元「山の神」の神野 浜松の陸上界けん引を【風紋】

 まだ薄暗い早朝の浜名湖畔。かつて「山の神」と称され名をはせたランナーの姿があった。2時間ほどの練習を終えると、「都心と違い信号も少なくスピードを出せる。市民にも声をかけてもらえ、やりがいを感じています」。表情に充実感がにじんだ。
 ランナーは神野大地さん(28)。2015年の箱根駅伝往路5区で圧倒的な走りを見せ、青山学院大に初優勝をもたらした。山登り区間での快走から、今井正人さん(元順大)、柏原竜二さん(元東洋大)に続き、「3代目山の神」の異名をとり、現在はプロランナーとしてマラソンで五輪を目指している。
 神野さんが浜松市に拠点を移したのはこの4月。以前から指導を受けていたロンドン五輪代表でスズキアスリートクラブ(AC)の藤原新・男子マラソンヘッドコーチの近くでの鍛錬を望んだことに加え、浜松の練習環境が決め手になった。
 地元浜松の陸上関係者からも歓迎の声が上がる。「有力選手を身近に感じられれば、子供にとって大きな励みになるだろう」とは、市陸上競技協会の鳥井啓市会長。さらに「彼が目に触れることで、市民が陸上に関心を持つきっかけにもなってほしい」とも。神野さん自身も「何か浜松のために刺激を与えたい」と話している。“神野効果”に期待が膨らむ。
 神野さんは12月、浜松市北部代表として、県市町対抗駅伝競走大会に出場する。ともに走る児童生徒にとって、貴重な経験になることは間違いない。「プロの参加はいかがか」という声も上がるが、“県内デビュー”の姿を見守りたい。「自分が市町駅伝に出ることで、子供たちに夢を与えたい」との言葉に、彼の思いが詰まっている。
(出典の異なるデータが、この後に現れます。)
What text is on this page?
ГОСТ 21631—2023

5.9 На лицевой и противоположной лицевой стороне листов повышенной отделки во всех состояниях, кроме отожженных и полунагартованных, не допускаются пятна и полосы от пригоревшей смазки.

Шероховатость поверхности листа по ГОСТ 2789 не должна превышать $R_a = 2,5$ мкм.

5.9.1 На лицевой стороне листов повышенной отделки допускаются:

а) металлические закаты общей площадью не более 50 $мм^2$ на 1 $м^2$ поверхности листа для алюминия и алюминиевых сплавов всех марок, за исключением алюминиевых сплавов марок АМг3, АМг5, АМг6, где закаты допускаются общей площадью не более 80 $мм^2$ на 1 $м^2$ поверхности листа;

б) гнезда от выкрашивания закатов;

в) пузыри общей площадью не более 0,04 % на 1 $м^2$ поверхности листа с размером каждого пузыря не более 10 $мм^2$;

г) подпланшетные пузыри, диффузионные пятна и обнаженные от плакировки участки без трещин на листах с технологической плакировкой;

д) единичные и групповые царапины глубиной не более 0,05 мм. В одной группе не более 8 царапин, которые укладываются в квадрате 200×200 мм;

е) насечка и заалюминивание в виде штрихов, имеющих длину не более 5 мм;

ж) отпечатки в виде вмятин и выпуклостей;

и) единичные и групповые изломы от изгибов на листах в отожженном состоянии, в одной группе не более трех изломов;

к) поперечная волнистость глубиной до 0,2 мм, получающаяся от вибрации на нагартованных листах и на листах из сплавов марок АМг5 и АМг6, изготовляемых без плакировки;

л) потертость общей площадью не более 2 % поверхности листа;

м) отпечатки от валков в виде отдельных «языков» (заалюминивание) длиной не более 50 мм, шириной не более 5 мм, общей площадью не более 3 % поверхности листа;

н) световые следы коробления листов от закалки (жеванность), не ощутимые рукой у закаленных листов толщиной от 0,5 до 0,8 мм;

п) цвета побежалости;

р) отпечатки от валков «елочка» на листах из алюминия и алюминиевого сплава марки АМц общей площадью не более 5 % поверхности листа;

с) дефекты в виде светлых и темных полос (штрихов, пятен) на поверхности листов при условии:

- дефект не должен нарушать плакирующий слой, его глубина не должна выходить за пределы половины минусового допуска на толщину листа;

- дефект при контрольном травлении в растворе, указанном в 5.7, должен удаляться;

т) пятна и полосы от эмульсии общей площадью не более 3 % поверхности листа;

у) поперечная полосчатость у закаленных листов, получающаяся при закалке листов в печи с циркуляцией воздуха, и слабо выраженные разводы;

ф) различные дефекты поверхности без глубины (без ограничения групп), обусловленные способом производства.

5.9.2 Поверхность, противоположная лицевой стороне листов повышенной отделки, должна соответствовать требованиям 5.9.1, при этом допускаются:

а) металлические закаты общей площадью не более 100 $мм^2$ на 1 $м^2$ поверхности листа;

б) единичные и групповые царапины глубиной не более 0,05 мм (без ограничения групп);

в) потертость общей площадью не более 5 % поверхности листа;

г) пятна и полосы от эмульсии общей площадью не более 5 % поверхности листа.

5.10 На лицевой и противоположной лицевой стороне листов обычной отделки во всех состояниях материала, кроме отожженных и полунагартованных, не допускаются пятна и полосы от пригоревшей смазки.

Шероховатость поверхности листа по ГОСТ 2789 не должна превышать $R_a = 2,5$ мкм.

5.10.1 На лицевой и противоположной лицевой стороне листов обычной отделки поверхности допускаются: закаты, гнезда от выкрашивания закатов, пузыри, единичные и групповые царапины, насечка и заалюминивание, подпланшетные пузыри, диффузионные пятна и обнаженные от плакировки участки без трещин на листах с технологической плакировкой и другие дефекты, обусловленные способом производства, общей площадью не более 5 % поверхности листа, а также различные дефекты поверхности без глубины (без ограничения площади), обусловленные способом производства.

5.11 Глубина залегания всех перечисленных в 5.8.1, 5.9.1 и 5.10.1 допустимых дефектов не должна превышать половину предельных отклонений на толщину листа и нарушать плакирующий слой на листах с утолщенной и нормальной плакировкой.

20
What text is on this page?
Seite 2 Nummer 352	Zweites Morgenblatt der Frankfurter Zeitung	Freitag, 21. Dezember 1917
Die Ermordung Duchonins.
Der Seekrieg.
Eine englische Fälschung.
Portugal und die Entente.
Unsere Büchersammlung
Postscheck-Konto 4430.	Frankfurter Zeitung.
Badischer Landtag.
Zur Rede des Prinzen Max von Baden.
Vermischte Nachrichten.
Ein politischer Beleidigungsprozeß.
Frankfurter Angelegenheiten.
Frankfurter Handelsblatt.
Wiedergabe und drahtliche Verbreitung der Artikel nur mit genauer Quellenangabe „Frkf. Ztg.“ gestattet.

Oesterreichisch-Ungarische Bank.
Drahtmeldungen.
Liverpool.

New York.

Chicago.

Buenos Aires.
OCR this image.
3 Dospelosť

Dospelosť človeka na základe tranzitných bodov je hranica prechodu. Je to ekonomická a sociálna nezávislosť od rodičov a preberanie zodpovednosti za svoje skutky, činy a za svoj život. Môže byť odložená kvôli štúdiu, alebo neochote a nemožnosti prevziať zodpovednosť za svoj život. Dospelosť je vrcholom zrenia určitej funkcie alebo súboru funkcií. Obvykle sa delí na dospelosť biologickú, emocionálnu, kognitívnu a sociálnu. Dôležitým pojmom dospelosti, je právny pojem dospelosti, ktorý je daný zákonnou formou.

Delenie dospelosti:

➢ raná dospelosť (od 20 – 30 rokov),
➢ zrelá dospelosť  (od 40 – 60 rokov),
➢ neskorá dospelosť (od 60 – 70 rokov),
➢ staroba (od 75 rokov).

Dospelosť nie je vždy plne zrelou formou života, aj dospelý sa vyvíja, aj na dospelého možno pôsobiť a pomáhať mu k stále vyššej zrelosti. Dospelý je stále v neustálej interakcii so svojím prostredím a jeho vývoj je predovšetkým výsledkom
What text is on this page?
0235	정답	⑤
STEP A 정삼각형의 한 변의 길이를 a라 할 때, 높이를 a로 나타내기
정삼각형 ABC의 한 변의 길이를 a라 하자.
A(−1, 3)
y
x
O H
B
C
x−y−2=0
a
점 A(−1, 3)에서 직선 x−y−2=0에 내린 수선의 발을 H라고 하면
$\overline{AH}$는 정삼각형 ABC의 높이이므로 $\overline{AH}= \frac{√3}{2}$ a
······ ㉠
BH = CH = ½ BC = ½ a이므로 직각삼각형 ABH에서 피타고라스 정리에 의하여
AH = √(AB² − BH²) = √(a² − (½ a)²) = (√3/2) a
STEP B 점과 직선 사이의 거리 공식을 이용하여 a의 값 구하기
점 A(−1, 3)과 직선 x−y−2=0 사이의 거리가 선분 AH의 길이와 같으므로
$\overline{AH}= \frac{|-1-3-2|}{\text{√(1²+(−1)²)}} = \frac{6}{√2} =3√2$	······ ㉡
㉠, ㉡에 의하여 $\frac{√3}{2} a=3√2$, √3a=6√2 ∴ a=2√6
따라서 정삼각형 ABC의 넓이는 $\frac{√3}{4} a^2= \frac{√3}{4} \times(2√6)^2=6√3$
 市町駅伝後も神野さんと児童生徒が関わることがあれば、陸上競技の裾野拡大にもつながるはずだ。交流機会の創出をぜひ求めたい。スズキACの川元奨さん(男子800メートル)や新井涼平さん(男子やり投げ)らとともに、「県勢」の一人として浜松の陸上界をけん引してほしい。